Some of the posts about the Maui fires were definitely in “conspiratorial territory,” says Jennie King, head of climate research and policy at the Institute for Strategic Dialogue (ISD), a think tank which focuses on disinformation. While the commentators admit the fires are happening, they also theorize the blazes were “engineered by the pro-climate lobby in order to convince you that climate change exists, so that they can then implement their whole scale agenda to change society.”
The ISD has tracked social-media commentary around three previous wildfires — in Australia in 2019, the US in 2021 and in Canada earlier this year — to monitor how the discussions relate to climate change. It found a shift from a focus on claims of arson during the Australian wildfires to a broader conspiratorial narrative during the Canadian fires, linking them to other theories like the Great Reset (which suggests Covid-19 was a coordinated plot to reform the world) and 15-minute cities (which argues that communities designed to have everything within easy walking distance are part of a sinister plot to limit people’s movements).

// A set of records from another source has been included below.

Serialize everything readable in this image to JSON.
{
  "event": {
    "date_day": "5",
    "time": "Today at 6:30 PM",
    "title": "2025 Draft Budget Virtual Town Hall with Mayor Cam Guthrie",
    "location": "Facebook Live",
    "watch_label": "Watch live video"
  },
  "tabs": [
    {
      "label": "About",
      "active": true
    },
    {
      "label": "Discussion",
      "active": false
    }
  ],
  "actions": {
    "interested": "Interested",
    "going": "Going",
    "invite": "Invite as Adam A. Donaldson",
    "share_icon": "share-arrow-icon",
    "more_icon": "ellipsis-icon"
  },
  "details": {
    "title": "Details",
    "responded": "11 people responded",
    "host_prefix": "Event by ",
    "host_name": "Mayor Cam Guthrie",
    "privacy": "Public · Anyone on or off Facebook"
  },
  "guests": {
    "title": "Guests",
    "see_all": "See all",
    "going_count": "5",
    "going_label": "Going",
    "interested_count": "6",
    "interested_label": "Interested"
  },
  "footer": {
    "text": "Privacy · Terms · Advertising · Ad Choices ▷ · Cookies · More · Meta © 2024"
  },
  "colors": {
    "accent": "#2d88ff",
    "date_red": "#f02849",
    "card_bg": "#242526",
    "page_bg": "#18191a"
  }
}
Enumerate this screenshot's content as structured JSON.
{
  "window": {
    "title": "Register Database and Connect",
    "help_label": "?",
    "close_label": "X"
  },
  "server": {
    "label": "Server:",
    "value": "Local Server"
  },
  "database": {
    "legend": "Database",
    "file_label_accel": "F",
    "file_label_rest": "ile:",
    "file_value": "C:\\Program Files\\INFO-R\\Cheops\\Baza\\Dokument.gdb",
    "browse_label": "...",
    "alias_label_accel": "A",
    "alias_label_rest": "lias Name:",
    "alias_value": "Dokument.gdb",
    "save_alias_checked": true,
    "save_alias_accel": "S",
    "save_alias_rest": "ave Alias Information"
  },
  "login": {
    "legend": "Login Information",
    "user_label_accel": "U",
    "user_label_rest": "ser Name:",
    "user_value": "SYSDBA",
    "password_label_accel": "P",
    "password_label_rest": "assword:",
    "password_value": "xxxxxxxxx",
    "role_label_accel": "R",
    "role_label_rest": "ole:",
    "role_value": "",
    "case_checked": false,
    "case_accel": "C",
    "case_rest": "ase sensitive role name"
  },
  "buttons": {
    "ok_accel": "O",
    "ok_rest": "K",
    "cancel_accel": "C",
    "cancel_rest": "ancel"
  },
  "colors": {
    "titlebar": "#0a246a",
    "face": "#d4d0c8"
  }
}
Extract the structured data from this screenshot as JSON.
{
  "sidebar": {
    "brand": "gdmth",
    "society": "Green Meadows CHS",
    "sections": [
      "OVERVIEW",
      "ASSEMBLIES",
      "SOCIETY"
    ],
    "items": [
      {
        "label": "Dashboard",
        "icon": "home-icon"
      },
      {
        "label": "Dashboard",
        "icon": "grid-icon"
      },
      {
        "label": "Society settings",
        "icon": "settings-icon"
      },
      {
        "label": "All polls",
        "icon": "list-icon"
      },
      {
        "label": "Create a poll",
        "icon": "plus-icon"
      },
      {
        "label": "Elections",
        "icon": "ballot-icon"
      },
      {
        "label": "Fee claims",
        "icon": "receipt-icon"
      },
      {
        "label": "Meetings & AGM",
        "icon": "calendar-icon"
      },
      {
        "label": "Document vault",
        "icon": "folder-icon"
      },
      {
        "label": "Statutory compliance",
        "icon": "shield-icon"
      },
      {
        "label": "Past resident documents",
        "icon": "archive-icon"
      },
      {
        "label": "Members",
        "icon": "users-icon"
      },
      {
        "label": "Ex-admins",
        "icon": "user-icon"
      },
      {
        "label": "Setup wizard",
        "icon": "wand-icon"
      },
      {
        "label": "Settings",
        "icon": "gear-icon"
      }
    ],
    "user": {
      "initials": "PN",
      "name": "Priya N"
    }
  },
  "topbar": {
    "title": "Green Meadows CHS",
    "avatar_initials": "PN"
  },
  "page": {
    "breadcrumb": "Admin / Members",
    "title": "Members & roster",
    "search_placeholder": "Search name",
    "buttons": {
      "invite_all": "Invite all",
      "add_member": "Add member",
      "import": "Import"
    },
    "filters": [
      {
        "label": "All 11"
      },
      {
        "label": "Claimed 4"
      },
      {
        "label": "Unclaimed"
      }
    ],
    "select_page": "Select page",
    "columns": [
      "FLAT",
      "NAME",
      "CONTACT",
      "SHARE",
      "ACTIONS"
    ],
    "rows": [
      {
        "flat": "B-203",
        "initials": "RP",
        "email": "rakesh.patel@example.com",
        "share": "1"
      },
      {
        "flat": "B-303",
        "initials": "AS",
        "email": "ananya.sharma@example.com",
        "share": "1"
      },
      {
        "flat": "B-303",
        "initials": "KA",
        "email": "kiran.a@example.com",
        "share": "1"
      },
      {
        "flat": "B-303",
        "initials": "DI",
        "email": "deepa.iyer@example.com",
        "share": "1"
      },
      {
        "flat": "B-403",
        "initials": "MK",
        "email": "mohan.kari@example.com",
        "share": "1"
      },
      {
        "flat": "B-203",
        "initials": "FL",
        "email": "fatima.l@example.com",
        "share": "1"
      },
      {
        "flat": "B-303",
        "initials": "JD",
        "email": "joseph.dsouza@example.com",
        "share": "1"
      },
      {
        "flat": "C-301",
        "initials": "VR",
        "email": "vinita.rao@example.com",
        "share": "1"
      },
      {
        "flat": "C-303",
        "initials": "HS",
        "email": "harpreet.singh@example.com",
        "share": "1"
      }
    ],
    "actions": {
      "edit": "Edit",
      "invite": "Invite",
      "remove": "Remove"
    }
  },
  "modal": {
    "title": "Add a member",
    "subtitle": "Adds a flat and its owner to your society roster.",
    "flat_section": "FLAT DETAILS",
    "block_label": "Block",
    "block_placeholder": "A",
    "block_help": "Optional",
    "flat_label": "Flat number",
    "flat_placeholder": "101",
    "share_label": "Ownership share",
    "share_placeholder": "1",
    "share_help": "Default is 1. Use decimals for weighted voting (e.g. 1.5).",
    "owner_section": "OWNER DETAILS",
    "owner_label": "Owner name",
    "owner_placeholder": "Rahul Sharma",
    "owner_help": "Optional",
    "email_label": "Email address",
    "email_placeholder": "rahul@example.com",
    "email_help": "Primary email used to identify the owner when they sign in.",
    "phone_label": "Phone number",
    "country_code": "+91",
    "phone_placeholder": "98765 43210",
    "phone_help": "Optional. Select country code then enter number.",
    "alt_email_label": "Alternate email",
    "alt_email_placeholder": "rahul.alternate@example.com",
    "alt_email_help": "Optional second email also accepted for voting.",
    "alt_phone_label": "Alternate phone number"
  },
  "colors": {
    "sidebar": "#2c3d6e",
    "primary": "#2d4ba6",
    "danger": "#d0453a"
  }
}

But what’s drawing people towards climate denial? The psychological reasons for this are multiple, says Karen Douglas, a professor of social psychology at the University of Kent. “Research suggests that people are attracted to these narratives when one or more psychological needs are threatened,” including the need to have clarity and certainty, the need to feel safe and in control, and the need to feel positive about groups you belong to, she says.
With climate change and its consequences, “people are facing a scenario that threatens these needs, and conspiracy theories offer a convenient alternative that might seem to address the threats,” she says. “If climate scientists are fabricating data and the whole thing is a hoax, then there is no threat to worry about and nobody has to take responsibility or make any changes to their behavior.”
In other words, denial is a form of self-preservation, says Stephan Lewandowsky, chair in cognitive psychology at the University of Bristol. “People who are confronted with something incredibly scary often deny it,” he says. “That is a protective mechanism that people engage in, probably unconsciously. Because it protects them from greater grief.”